NEW YORK, June 17, 2026, 07:07 EDT
- NewGenIVF shares finished Tuesday 20.4% higher at $0.70. MarketBeat showed the stock at $1.07 in extended hours at 7:02 a.m. Eastern.
- The company entered a settlement to buy back convertible notes and warrants from JAK Opportunities VI LLC.
- The deal could ease some dilution, but payments stretch into late 2027. If there’s a default, dilution risk comes back.
Shares of NewGenIVF Group traded higher in premarket action Wednesday. The Bangkok company, listed on Nasdaq, said it will repurchase convertible notes and warrants from a major investor, a move the company said would clear an overhang that has weighed on the stock.
The shares finished Tuesday at $0.70, up 20.4%. By 7:02 a.m. Eastern, MarketBeat data showed them at $1.07 in extended trading. That’s trading that happens outside the regular 9:30 a.m. to 4 p.m. U.S. stock hours—where for smaller names, moves can be sharp but volume thin.
Dilution is the issue here. A convertible note lets debt convert to shares, and warrants give rights to buy shares down the line. Both boost share count and shrink current holders’ stakes. NewGenIVF said the investor agreed not to convert notes, use warrants or seek further closings in earlier securities deals, as long as the company keeps up with settlement payments.
NewGenIVF cut a deal covering senior convertible notes—$475,000 still owed on a 2024 note, and $3.15 million on a 2025 note. The settlement also includes warrants that can become 1,143,208 ordinary shares. The company agreed to pay $7.38 million total: $4.53 million for the notes, $600,000 for the warrants, and $2.25 million in forbearance fees, with payments scheduled through Nov. 1, 2027.
The deal leaves some execution risk in play. The filing notes the forbearance ends if NewGenIVF defaults, allowing the investor’s conversion and exercise rights to return before the buyback finishes. That means shareholders are watching how NewGenIVF handles the payment schedule, not just the headline terms.
Alfred Siu, who founded NewGenIVF and runs the company as chairman and CEO, said the settlement is “a pivotal moment” and said it’s “strengthening our capital structure.” NewGenIVF said the notes will be canceled after the note purchase price is paid in full. The company said the warrants will be canceled once the warrant purchase price gets paid off too.
NewGenIVF is making more changes. Earlier this month, the company said in a statement that it upped its stake in K25.ai to 6% after putting in another $4 million, with the money split between cash and new Class A shares. The firm also said it is moving to a digital asset treasury strategy, so it could start holding things like bitcoin or solana on its balance sheet.

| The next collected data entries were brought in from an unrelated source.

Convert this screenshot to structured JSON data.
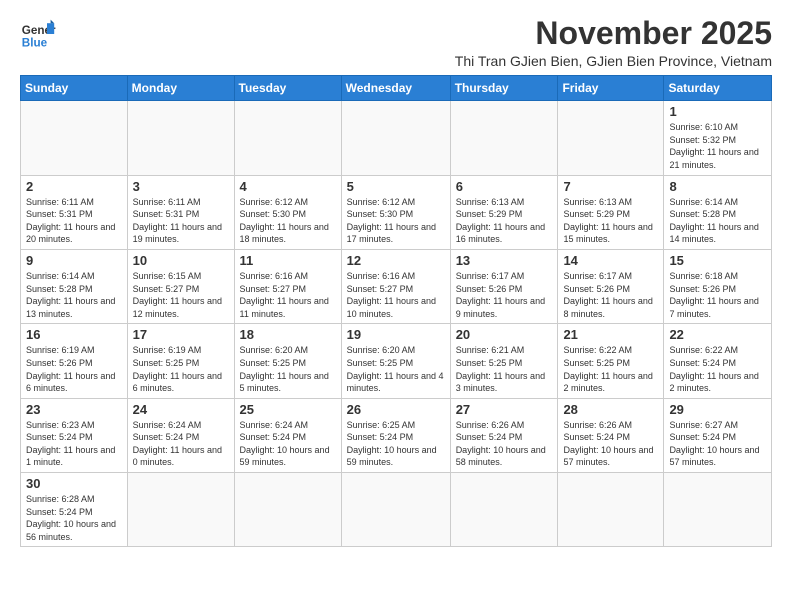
{
  "logo": {
    "line1": "General",
    "line2": "Blue"
  },
  "title": "November 2025",
  "subtitle": "Thi Tran GJien Bien, GJien Bien Province, Vietnam",
  "days_of_week": [
    "Sunday",
    "Monday",
    "Tuesday",
    "Wednesday",
    "Thursday",
    "Friday",
    "Saturday"
  ],
  "weeks": [
    [
      {
        "day": "",
        "info": ""
      },
      {
        "day": "",
        "info": ""
      },
      {
        "day": "",
        "info": ""
      },
      {
        "day": "",
        "info": ""
      },
      {
        "day": "",
        "info": ""
      },
      {
        "day": "",
        "info": ""
      },
      {
        "day": "1",
        "info": "Sunrise: 6:10 AM\nSunset: 5:32 PM\nDaylight: 11 hours and 21 minutes."
      }
    ],
    [
      {
        "day": "2",
        "info": "Sunrise: 6:11 AM\nSunset: 5:31 PM\nDaylight: 11 hours and 20 minutes."
      },
      {
        "day": "3",
        "info": "Sunrise: 6:11 AM\nSunset: 5:31 PM\nDaylight: 11 hours and 19 minutes."
      },
      {
        "day": "4",
        "info": "Sunrise: 6:12 AM\nSunset: 5:30 PM\nDaylight: 11 hours and 18 minutes."
      },
      {
        "day": "5",
        "info": "Sunrise: 6:12 AM\nSunset: 5:30 PM\nDaylight: 11 hours and 17 minutes."
      },
      {
        "day": "6",
        "info": "Sunrise: 6:13 AM\nSunset: 5:29 PM\nDaylight: 11 hours and 16 minutes."
      },
      {
        "day": "7",
        "info": "Sunrise: 6:13 AM\nSunset: 5:29 PM\nDaylight: 11 hours and 15 minutes."
      },
      {
        "day": "8",
        "info": "Sunrise: 6:14 AM\nSunset: 5:28 PM\nDaylight: 11 hours and 14 minutes."
      }
    ],
    [
      {
        "day": "9",
        "info": "Sunrise: 6:14 AM\nSunset: 5:28 PM\nDaylight: 11 hours and 13 minutes."
      },
      {
        "day": "10",
        "info": "Sunrise: 6:15 AM\nSunset: 5:27 PM\nDaylight: 11 hours and 12 minutes."
      },
      {
        "day": "11",
        "info": "Sunrise: 6:16 AM\nSunset: 5:27 PM\nDaylight: 11 hours and 11 minutes."
      },
      {
        "day": "12",
        "info": "Sunrise: 6:16 AM\nSunset: 5:27 PM\nDaylight: 11 hours and 10 minutes."
      },
      {
        "day": "13",
        "info": "Sunrise: 6:17 AM\nSunset: 5:26 PM\nDaylight: 11 hours and 9 minutes."
      },
      {
        "day": "14",
        "info": "Sunrise: 6:17 AM\nSunset: 5:26 PM\nDaylight: 11 hours and 8 minutes."
      },
      {
        "day": "15",
        "info": "Sunrise: 6:18 AM\nSunset: 5:26 PM\nDaylight: 11 hours and 7 minutes."
      }
    ],
    [
      {
        "day": "16",
        "info": "Sunrise: 6:19 AM\nSunset: 5:26 PM\nDaylight: 11 hours and 6 minutes."
      },
      {
        "day": "17",
        "info": "Sunrise: 6:19 AM\nSunset: 5:25 PM\nDaylight: 11 hours and 6 minutes."
      },
      {
        "day": "18",
        "info": "Sunrise: 6:20 AM\nSunset: 5:25 PM\nDaylight: 11 hours and 5 minutes."
      },
      {
        "day": "19",
        "info": "Sunrise: 6:20 AM\nSunset: 5:25 PM\nDaylight: 11 hours and 4 minutes."
      },
      {
        "day": "20",
        "info": "Sunrise: 6:21 AM\nSunset: 5:25 PM\nDaylight: 11 hours and 3 minutes."
      },
      {
        "day": "21",
        "info": "Sunrise: 6:22 AM\nSunset: 5:25 PM\nDaylight: 11 hours and 2 minutes."
      },
      {
        "day": "22",
        "info": "Sunrise: 6:22 AM\nSunset: 5:24 PM\nDaylight: 11 hours and 2 minutes."
      }
    ],
    [
      {
        "day": "23",
        "info": "Sunrise: 6:23 AM\nSunset: 5:24 PM\nDaylight: 11 hours and 1 minute."
      },
      {
        "day": "24",
        "info": "Sunrise: 6:24 AM\nSunset: 5:24 PM\nDaylight: 11 hours and 0 minutes."
      },
      {
        "day": "25",
        "info": "Sunrise: 6:24 AM\nSunset: 5:24 PM\nDaylight: 10 hours and 59 minutes."
      },
      {
        "day": "26",
        "info": "Sunrise: 6:25 AM\nSunset: 5:24 PM\nDaylight: 10 hours and 59 minutes."
      },
      {
        "day": "27",
        "info": "Sunrise: 6:26 AM\nSunset: 5:24 PM\nDaylight: 10 hours and 58 minutes."
      },
      {
        "day": "28",
        "info": "Sunrise: 6:26 AM\nSunset: 5:24 PM\nDaylight: 10 hours and 57 minutes."
      },
      {
        "day": "29",
        "info": "Sunrise: 6:27 AM\nSunset: 5:24 PM\nDaylight: 10 hours and 57 minutes."
      }
    ],
    [
      {
        "day": "30",
        "info": "Sunrise: 6:28 AM\nSunset: 5:24 PM\nDaylight: 10 hours and 56 minutes."
      },
      {
        "day": "",
        "info": ""
      },
      {
        "day": "",
        "info": ""
      },
      {
        "day": "",
        "info": ""
      },
      {
        "day": "",
        "info": ""
      },
      {
        "day": "",
        "info": ""
      },
      {
        "day": "",
        "info": ""
      }
    ]
  ]
}
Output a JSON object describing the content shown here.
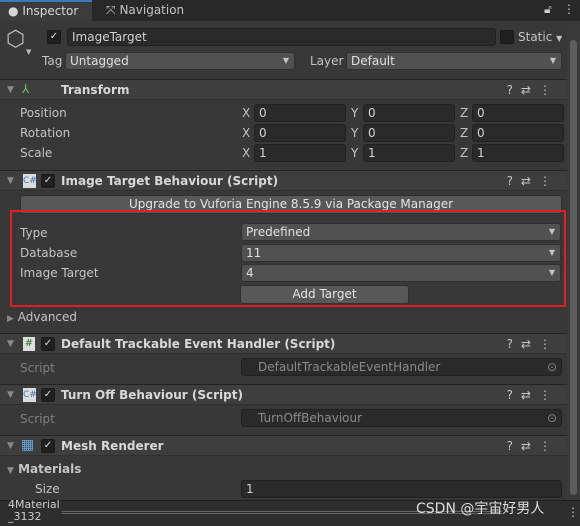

The direct comparison here is limited. Progyny focuses on fertility and family-building benefits. CooperCompanies’ CooperSurgical unit makes fertility and women’s health products. NewGenIVF has been moving on a financing cleanup lately, not due to any new IVF demand signal.
This week is a short one for trading. U.S. stock markets will shut down on Friday, June 19, for Juneteenth, according to Nasdaq’s holiday schedule. That means traders have fewer days to handle settlement before the weekend.